Pour que l’information, abondante, traitée intelligemment, permette de faire des économies et/ou des gains de productivité, économiser des coûts ou produire de la richesse, il faut y accéder, et ce n’est pas encore fait: la mise en place des outils de collecte et d’accès, de transformation et d’expiration, pour tous, n’est que récente : elle a été privée (Google, Facebook, mais aussi les états, banques, etc.) et mise en silos. Le mouvement ‘open data’ vient seulement de commencer, permettant à toute entreprise, petite ou grande, pauvre ‘wannabee’ startup ou multinationale richissime, d’enfin avoir de quoi exploiter intelligemment leurs outils: études de marchés pertinentes et exploitées en temps réel, sur mesure, comme des CRM permettant non pas de faire une promo identique pour tous, mais pertinente à chacun. Rares, très rares sont les entreprises à comprendre le potentiel que les données, l’information, en fait pas si abondante que ça encore (mais les outils, si), peut leur apporter et comment: les décideurs, patrons nés au siècle dernier, ont un temps plus long que ces progrès technologiques… C’est d’ailleurs pourquoi les patrons de start-up qui réussissent étonnement sont si jeunes, nés avec cette vision centrée sur les données. Tesla vs Toyota, Microsoft vs IBM, Google vs Microsoft, Facebook vs Google, SpaceX vs Arianespace, Salesforce vs SAP, Amazon vs Walmart, Netflix vs Canal+… Nous entrons, doucement, dans une ère du ‘soft’ vs ‘hard’, ou l’organisation d’une entreprise doit être souple, vivante, ouverte, » agile », collaborative non pas qu’avec ses collègues mais tous, partenaires mais surtout clients, et faire des produits ‘non finis’ mais en constante évolution, comme les autos Tesla dont on met à jour le système régulièrement enrichi par l’apprentissage des autres conducteurs ! Même les fusées, auparavant jetables, deviennent recyclées et évolutives…
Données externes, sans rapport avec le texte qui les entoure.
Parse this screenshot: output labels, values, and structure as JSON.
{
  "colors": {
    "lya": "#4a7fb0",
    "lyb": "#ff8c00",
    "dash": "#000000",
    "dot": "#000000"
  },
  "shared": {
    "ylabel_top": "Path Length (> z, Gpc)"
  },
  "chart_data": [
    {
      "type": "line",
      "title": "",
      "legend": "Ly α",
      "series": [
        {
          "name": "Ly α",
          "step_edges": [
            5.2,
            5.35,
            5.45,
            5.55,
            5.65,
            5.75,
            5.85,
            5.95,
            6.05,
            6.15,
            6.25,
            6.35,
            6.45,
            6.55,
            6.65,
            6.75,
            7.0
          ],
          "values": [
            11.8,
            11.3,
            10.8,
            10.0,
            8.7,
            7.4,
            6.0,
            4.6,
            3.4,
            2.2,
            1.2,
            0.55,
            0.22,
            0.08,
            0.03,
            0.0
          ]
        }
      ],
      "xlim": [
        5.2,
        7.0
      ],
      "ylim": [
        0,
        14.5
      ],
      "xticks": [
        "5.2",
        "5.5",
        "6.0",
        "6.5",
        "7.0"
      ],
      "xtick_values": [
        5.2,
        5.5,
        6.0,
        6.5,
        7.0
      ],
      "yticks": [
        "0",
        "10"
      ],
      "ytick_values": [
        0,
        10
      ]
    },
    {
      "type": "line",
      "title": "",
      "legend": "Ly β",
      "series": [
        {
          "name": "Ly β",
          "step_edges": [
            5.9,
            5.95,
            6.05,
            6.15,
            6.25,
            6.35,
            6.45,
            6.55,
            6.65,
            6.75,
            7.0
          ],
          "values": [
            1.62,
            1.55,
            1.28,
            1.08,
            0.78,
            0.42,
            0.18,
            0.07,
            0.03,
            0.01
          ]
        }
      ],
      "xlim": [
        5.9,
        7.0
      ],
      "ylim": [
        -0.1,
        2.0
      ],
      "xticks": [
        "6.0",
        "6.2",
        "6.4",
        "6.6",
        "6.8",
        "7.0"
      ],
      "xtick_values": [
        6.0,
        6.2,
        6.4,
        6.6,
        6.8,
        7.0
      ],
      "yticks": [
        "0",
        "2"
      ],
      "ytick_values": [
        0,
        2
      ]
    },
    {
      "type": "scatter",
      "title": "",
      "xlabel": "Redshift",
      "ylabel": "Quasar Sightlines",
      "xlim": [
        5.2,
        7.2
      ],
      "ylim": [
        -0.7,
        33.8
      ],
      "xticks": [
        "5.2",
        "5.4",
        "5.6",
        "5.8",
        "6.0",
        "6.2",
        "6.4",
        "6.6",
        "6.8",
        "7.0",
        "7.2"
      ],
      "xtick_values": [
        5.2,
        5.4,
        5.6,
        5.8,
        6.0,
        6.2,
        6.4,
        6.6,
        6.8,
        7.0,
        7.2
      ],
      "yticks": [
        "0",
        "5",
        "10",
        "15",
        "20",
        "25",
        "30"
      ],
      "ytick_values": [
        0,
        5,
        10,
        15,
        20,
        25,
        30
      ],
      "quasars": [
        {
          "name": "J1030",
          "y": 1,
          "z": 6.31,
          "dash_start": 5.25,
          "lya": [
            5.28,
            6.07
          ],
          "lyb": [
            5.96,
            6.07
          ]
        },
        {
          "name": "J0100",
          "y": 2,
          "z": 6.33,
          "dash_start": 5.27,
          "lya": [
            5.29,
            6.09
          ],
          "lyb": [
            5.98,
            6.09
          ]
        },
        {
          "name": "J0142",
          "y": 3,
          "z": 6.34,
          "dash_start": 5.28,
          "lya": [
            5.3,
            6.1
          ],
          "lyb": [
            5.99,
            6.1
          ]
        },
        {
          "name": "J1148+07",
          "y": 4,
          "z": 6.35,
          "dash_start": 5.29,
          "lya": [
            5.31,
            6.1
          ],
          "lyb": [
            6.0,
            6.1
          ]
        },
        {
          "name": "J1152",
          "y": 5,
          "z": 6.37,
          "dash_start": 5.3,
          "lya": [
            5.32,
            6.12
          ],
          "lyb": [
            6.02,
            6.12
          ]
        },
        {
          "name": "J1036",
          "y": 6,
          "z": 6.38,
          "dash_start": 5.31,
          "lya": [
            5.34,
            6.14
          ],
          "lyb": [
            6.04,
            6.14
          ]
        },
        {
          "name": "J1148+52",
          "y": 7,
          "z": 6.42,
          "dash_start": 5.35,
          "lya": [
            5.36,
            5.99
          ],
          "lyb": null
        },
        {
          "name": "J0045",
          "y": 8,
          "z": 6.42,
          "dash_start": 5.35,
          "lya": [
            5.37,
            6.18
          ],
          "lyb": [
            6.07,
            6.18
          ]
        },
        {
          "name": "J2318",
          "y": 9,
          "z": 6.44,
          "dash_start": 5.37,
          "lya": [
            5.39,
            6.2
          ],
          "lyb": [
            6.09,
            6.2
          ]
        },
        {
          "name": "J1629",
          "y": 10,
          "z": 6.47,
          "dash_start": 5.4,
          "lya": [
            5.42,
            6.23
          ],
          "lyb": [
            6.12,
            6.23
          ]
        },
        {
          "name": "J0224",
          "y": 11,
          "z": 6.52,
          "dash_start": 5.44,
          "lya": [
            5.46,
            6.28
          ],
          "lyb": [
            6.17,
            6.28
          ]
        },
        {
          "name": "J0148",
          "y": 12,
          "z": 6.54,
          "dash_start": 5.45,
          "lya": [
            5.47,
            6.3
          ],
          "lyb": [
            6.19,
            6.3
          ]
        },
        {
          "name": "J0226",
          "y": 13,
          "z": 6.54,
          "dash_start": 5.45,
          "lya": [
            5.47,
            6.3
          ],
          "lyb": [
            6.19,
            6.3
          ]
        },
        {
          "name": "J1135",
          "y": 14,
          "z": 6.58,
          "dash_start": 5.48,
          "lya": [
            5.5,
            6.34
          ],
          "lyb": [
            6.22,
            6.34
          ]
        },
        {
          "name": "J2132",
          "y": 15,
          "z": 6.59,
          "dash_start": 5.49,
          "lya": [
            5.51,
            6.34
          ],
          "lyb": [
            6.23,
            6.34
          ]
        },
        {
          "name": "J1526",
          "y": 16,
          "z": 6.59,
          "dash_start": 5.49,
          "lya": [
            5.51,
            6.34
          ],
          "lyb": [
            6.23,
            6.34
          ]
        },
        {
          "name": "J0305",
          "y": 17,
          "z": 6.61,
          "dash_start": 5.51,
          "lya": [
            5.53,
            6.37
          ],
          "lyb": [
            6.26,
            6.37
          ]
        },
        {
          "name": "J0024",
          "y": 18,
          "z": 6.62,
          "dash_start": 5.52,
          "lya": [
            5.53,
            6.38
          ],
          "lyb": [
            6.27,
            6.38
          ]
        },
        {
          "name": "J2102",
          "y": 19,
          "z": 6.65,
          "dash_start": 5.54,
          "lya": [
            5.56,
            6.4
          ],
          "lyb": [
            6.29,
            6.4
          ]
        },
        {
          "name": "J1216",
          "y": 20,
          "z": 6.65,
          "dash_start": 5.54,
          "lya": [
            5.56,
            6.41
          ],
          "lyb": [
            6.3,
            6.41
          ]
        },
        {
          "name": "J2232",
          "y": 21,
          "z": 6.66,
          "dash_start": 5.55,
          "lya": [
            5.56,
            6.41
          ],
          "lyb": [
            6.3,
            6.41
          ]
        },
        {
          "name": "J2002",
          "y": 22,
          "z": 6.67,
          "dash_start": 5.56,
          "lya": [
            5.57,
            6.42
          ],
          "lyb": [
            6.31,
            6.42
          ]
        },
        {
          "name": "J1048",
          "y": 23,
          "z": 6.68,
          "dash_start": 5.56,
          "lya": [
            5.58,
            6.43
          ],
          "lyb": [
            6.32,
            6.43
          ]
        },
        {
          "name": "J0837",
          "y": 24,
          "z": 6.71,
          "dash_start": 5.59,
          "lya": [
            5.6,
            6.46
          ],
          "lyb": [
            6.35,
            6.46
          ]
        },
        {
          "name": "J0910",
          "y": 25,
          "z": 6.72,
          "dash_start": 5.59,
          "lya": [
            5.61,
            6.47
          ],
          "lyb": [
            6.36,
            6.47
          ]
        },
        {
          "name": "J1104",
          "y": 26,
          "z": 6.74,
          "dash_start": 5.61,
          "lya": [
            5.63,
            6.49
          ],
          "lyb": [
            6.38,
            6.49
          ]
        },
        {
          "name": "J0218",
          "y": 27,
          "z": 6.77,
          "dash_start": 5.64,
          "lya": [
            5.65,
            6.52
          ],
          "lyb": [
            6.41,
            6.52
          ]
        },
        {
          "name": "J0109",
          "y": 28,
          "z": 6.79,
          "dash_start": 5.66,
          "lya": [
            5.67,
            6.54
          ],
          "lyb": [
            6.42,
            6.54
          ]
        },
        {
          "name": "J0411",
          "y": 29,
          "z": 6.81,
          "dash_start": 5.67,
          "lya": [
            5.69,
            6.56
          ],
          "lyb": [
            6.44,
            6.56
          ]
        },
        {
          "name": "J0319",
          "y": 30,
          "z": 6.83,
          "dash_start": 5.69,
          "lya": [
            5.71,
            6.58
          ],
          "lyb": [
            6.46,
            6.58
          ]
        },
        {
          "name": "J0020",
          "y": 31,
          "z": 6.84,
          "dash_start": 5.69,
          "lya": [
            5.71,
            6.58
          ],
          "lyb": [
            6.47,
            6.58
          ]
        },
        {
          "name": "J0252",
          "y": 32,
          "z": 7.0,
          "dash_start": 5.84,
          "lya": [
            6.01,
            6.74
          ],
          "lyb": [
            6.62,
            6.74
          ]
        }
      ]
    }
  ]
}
Collecter l’information pertinente (et pas des posts Facebook…) depuis les IoT, leur usage réel par leur usagers, les clients, et l’analyser, l’exploiter, modifier le produit à distance, de manière personnalisée, et avec l’ajout du client lui-même collaborant à son ‘produit version n+1’, tout cela n’arrivera qu’avec l’arrivée enfin de quelques maillons encore manquants, la 5G, le changement de génération des directions, des clients eux-mêmes d’ailleurs, des habitudes de consommer et de payer (à l’usage et non l’achat, par abonnement et pas cash, partagé et pas perso…). Ça arrive ça arrive, à pas de géant… Et dans la nouvelle génération… De pays, l’Asie, pas chez nous, la vieille Europe voire USA, sur laquelle vous semblez trop vous focaliser.